Wednesday, July 21, 2010

POPnews - July 21st

Photobucket
[The Temple of Artemis at Ephesus, described by Antipater of Sidon, who
said of it '...apart from Olympus, the Sun never looked on aught so grand.'
]

356 BCE - A young man named Herostratus set fire to the Temple of Artemis in Ephesus, one of the Seven Wonders of the World, destroying it; he did so, he said, for fame. Sure enough, more than 2300 years later the readers of the Pop Culture Institute are learning - many of them for the first time - the name of the douchebag who gave his name to the term herostratic fame, meaning 'fame at any cost', a concept all-too-familiar to us in the era of reality television.

1403 - At the Battle of Shrewsbury England's King Henry IV defeated rebels led by Henry Percy (better known as Hotspur) to the north of the county town of Shropshire; the site of the battle is now a village called, aptly enough, Battlefield.

1545 - The French invasion of the Isle of Wight occurred when, coincidentally enough, French troops landed on the coast of the Isle of Wight; that the event took place during the Italian Wars ought to confuse matters even more.
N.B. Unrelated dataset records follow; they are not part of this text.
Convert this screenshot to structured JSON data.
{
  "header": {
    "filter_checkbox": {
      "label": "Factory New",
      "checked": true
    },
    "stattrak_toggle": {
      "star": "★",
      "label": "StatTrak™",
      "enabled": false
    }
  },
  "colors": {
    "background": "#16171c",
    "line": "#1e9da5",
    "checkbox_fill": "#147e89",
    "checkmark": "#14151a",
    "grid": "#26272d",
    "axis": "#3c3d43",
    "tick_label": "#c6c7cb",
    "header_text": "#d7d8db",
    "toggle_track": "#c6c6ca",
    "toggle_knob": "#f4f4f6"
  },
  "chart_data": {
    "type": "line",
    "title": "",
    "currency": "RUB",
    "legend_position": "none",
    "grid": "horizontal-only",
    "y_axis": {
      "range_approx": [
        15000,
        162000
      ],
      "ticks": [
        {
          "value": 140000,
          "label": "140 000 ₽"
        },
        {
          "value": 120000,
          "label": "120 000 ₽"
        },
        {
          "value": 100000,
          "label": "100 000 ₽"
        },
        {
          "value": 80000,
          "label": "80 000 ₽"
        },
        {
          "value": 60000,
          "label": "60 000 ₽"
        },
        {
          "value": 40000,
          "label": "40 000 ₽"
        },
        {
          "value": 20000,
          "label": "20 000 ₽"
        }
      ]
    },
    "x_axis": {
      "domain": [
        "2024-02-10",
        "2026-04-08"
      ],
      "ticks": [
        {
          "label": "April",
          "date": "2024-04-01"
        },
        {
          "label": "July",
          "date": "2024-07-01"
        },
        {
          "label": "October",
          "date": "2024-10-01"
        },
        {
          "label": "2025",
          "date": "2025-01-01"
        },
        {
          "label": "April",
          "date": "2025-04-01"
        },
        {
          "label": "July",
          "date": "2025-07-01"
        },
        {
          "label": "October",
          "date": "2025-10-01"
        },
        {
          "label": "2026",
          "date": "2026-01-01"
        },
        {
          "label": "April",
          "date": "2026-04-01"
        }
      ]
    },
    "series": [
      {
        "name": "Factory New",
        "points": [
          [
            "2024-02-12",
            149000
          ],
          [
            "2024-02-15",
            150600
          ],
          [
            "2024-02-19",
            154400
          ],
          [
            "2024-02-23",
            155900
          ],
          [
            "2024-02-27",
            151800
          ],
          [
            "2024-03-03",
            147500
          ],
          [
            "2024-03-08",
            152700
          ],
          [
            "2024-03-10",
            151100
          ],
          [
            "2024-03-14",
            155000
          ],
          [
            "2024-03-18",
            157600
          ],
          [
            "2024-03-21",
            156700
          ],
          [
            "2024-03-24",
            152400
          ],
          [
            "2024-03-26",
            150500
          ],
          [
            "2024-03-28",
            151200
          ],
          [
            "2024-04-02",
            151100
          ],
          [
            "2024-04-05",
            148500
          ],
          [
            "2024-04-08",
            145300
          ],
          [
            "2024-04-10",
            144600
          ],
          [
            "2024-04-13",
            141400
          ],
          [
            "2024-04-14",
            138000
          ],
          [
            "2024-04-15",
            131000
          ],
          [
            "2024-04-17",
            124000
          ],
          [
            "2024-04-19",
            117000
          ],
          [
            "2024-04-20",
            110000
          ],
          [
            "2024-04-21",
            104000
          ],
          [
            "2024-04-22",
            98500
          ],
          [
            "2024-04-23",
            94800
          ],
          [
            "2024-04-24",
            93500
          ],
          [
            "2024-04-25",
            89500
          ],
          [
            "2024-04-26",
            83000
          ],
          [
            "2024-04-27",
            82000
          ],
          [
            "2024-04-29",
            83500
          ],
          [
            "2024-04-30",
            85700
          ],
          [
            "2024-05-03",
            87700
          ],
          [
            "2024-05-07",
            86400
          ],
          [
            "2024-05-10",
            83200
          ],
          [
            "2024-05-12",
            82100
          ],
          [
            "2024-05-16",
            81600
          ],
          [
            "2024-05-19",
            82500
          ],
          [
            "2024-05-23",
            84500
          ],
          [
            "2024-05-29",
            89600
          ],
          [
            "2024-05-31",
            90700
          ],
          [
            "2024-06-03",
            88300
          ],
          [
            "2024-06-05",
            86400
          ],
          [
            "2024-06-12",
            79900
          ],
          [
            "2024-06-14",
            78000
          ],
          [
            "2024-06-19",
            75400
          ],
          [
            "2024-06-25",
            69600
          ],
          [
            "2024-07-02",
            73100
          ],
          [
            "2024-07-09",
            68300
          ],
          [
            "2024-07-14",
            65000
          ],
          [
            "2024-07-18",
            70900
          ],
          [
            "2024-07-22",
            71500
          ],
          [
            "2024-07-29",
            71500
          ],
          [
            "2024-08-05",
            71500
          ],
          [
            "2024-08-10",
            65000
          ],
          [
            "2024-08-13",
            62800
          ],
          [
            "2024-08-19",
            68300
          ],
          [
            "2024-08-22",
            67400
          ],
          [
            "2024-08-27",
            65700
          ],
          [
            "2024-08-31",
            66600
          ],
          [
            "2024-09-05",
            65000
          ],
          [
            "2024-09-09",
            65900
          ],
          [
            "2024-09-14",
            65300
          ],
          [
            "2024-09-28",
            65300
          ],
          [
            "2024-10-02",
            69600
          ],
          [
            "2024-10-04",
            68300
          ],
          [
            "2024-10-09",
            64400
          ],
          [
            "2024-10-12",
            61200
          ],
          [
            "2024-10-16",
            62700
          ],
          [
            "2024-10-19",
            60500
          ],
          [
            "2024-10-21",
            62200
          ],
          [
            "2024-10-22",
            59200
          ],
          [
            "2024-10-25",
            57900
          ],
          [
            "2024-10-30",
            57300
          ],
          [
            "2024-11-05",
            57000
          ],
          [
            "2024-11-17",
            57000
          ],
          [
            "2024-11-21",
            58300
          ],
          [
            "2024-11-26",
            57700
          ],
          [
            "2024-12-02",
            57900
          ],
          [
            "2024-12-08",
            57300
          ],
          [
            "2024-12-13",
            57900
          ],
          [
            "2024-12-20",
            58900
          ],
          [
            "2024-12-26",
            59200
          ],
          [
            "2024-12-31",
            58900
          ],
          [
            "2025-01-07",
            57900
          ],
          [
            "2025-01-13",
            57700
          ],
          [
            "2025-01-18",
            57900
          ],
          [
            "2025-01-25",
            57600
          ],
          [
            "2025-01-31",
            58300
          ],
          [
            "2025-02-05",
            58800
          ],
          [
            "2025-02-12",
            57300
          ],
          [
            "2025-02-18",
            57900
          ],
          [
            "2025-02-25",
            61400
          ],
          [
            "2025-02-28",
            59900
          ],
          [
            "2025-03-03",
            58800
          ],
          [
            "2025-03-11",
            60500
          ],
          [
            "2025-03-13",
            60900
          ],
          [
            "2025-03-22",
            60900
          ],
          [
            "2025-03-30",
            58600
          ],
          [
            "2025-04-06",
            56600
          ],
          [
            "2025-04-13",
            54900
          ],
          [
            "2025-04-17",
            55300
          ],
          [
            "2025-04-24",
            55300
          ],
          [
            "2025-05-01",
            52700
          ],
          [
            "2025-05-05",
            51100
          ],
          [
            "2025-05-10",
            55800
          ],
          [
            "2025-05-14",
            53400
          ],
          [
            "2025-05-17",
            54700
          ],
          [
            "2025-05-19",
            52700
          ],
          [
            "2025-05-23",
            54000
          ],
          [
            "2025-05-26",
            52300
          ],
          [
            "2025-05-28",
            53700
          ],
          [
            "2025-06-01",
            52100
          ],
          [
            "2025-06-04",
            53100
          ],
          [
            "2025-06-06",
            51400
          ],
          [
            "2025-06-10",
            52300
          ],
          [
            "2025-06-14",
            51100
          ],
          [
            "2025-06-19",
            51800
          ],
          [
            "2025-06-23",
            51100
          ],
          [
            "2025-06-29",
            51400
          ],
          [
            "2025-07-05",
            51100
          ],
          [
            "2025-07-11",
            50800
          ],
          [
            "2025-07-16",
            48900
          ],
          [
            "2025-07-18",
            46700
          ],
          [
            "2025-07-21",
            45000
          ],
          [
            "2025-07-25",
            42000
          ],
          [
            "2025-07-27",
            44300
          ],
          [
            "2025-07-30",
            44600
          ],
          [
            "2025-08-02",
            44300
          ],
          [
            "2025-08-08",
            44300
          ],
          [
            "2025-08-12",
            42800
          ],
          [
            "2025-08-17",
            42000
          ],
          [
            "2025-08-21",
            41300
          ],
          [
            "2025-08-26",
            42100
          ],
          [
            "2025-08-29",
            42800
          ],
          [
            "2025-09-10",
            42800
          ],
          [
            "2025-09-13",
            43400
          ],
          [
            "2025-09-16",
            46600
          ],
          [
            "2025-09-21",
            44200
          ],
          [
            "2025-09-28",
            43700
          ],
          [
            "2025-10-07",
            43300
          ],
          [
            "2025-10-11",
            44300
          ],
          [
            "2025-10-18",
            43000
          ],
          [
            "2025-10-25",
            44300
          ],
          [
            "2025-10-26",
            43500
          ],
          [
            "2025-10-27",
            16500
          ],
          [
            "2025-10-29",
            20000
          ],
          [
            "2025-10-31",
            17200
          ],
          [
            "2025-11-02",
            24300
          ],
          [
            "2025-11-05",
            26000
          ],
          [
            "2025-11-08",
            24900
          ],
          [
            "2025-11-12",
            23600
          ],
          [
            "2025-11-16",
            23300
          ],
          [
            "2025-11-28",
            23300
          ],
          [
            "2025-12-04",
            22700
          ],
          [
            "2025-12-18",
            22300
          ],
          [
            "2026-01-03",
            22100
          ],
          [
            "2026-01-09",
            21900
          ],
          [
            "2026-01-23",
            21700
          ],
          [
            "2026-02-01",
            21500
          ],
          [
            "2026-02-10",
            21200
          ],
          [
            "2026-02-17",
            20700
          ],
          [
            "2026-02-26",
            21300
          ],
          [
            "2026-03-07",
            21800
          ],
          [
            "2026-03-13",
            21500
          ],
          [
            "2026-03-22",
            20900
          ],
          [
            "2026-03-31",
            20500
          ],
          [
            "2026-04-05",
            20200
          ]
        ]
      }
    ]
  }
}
1718 - The Treaty of Passarowitz was signed by the Ottoman Empire, Austria, and the Republic of Venice.

1831 - Léopold I - widower of England's Princess Charlotte and therefore uncle of the future Queen Victoria as well as father (by his second marriage) of Mexico's ill-fated Empress Carlota* - was inaugurated as the first King of the Belgians.

*Later portrayed by Bette Davis in the 1939 film Juarez.

1865 - Wild Bill Hickok shot Davis Tutt Jr. dead in the market square of Springfield, Missouri, in what is now regarded as the first true western showdown.

1873 - Jesse James and the members of the James-Younger Gang pulled off the first successful train robbery in the American West at Adair, Iowa; the gang successfully derailed the train, killing the engineer, and managed to make off with $3,000.

1919 - The dirigible Wingfoot Air Express crashed into the Illinois Trust and Savings Building in Chicago, killing 12 people - although the pilot and co-pilot managed to parachute to safety.

1925 - Following the Scopes Trial high school biology teacher John T. Scopes was found guilty of teaching evolution in class and fined $100.

1960 - Sirimavo Bandaranaike was elected Prime Minister of Sri Lanka, making her the first elected female head of government in the world; as leader of the Sri Lanka Freedom Party, 'Mrs. B' served Sri Lanka three times as its Prime Minister (first in 1960-1965, again from 1970-1977, and finally 1994-2000).

1969 - Neil A. Armstrong and Edwin 'Buzz' Aldrin left the Moon, following a successful landing by the Apollo 11 mission the day before and a break to stretch their legs.

1970 - After 11 years of construction, Egypt's Aswan High Dam was completed.

1972 - The Bloody Friday series of bombings by the Provisional IRA in and around Belfast saw 22 explosions kill 9 people and seriously injure 130.

1973 - During the Lillehammer Affair in Norway, Israeli Mossad agents killed a waiter named Ahmed Bouchiki whom they mistakenly thought was involved in 1972's Munich Olympics Massacre.

1976 - Christopher Ewart-Biggs - British ambassador to the Republic of Ireland - was assassinated by the Provisional IRA.

1977 - The four-day-long Libyan-Egyptian War - essentially a border dispute between the two nations - began.

1983 - The world's lowest temperature - −89.2°C (−129°F) - was recorded at Antarctica's Vostok Station.

2002 - Telecommunications giant WorldCom filed for Chapter 11 bankruptcy protection in the largest such filing in US history.

2005 - Four terrorist bombings occurred exactly two weeks after the similar July 7 bombings, targeting London's public transportation system; all four bombs failed to detonate and all four suspected suicide bombers were captured, convicted and given long prison terms.